In 1993 a pioneering study published in the Journal of Finance by Narasimhan Jegadeesh and Sheridan Titman, both at UCLA Anderson at the time, showed that “buying recent stock winners and selling recent losers generated significantly higher near-term returns than the U.S. market overall from 1965 to 1989.” However, Jegadeesh & Titman did not explain in that piece why momentum investing works
UCLA Anderson’s Avanidhar Subrahmanyam has had a crack at laying out some of the reasons why momentum investing works in his August 2018 paper for the Pacific-Basin Finance Journal.

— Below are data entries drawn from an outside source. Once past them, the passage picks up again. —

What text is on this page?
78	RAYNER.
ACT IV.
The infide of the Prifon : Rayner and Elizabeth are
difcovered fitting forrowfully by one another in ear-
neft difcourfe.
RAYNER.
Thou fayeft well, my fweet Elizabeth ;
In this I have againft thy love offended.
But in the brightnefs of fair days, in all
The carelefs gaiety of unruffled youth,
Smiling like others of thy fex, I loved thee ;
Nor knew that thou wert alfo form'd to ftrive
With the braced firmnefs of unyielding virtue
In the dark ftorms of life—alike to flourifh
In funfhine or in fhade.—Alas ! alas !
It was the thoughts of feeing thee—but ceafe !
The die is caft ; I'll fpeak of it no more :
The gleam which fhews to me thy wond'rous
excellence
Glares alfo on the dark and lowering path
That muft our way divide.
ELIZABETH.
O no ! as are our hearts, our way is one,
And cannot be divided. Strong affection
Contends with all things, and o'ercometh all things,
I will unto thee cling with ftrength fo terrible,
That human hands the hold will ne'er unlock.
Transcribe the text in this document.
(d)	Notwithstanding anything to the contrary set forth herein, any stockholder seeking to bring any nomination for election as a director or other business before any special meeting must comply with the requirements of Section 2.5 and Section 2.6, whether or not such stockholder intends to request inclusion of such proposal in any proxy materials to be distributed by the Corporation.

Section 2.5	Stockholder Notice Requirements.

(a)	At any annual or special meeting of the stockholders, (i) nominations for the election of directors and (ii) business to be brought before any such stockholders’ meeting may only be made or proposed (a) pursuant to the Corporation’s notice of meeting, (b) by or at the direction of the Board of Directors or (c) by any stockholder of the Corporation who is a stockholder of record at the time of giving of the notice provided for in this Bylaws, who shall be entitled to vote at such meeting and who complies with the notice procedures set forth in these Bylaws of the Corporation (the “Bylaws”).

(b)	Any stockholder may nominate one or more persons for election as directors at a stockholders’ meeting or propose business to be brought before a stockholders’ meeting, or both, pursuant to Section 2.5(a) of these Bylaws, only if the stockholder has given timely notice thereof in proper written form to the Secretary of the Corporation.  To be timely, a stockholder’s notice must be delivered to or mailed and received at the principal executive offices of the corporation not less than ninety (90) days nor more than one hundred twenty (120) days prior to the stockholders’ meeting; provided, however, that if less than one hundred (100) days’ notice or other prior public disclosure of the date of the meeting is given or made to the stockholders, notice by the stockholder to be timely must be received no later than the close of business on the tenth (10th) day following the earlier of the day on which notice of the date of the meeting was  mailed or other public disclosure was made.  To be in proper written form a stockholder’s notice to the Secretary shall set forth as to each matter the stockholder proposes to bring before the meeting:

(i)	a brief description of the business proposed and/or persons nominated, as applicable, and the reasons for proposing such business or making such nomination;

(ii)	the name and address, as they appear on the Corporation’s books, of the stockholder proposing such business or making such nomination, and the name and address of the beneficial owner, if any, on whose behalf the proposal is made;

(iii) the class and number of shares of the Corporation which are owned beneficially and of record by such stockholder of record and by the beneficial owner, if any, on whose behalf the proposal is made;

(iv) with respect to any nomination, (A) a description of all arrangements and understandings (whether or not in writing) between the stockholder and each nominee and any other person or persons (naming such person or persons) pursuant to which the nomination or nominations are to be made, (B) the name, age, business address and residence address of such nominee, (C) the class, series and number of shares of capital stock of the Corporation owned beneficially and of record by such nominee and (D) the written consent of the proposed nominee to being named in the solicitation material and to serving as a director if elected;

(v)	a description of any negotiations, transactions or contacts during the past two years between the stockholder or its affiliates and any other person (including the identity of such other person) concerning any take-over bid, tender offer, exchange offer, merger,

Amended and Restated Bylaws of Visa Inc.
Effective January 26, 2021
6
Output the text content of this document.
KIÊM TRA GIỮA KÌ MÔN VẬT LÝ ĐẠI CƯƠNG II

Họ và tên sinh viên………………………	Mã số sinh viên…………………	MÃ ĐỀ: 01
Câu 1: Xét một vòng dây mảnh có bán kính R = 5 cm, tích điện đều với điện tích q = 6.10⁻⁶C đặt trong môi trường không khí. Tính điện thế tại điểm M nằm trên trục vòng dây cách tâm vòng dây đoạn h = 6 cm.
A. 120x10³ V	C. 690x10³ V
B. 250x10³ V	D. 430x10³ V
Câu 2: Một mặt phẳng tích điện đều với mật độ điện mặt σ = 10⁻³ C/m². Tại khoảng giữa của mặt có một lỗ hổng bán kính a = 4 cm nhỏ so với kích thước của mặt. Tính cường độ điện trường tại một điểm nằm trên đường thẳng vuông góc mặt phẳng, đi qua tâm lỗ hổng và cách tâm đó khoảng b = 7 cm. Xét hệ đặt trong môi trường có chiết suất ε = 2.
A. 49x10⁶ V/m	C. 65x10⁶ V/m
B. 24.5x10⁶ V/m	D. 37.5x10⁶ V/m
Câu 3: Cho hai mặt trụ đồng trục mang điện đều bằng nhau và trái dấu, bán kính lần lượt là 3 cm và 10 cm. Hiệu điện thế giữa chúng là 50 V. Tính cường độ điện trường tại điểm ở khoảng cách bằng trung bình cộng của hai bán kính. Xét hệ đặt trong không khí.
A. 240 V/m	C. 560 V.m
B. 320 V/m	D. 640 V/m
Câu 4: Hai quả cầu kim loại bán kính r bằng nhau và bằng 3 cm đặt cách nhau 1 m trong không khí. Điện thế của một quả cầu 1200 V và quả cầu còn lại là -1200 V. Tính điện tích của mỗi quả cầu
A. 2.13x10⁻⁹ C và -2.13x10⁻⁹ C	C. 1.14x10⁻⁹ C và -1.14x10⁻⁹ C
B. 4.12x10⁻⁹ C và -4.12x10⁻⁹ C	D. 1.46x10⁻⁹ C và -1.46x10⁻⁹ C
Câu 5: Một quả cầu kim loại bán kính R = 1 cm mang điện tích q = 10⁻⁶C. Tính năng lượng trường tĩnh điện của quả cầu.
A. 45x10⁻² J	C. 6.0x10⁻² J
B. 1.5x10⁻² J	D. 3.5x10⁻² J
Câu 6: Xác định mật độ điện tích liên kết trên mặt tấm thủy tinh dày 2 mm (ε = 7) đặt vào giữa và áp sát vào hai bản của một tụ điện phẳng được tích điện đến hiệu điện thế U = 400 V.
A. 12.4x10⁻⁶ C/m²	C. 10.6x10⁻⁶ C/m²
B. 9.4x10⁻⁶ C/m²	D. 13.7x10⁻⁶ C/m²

“In his research into 25 years of academic literature on momentum, Subrahmanyam found that many of the rationales presented for the strategy’s success fall into one of two behavioral categories: Investors either overreact to important information, or they underreact to it. Because, after all, we’re only human.”
For example, we underreact to momentum because some stocks rise slowly & gradually. At a psychological level, it appears that our brain does not lock-into these winners early enough and discount the entire upside that can accrue in the future. Another example of a psychological bias which could cause momentum is if a stock has been doing well in our portfolio, we become wedded to it and fail to discount bad news on the company efficiently (our brain does not place a high enough emphasis on the bad news).
Leaving aside psychology, another reason momentum investing might be so successful is risk premia i.e. the upside we get from momentum investing is the return we get from buying a risky stock.
All of this being said, even Subrahmanyam concludes that the consistent & puzzling success of momentum investing is perhaps the greatest challenge to Eugene Fama’s “efficient markets” theory.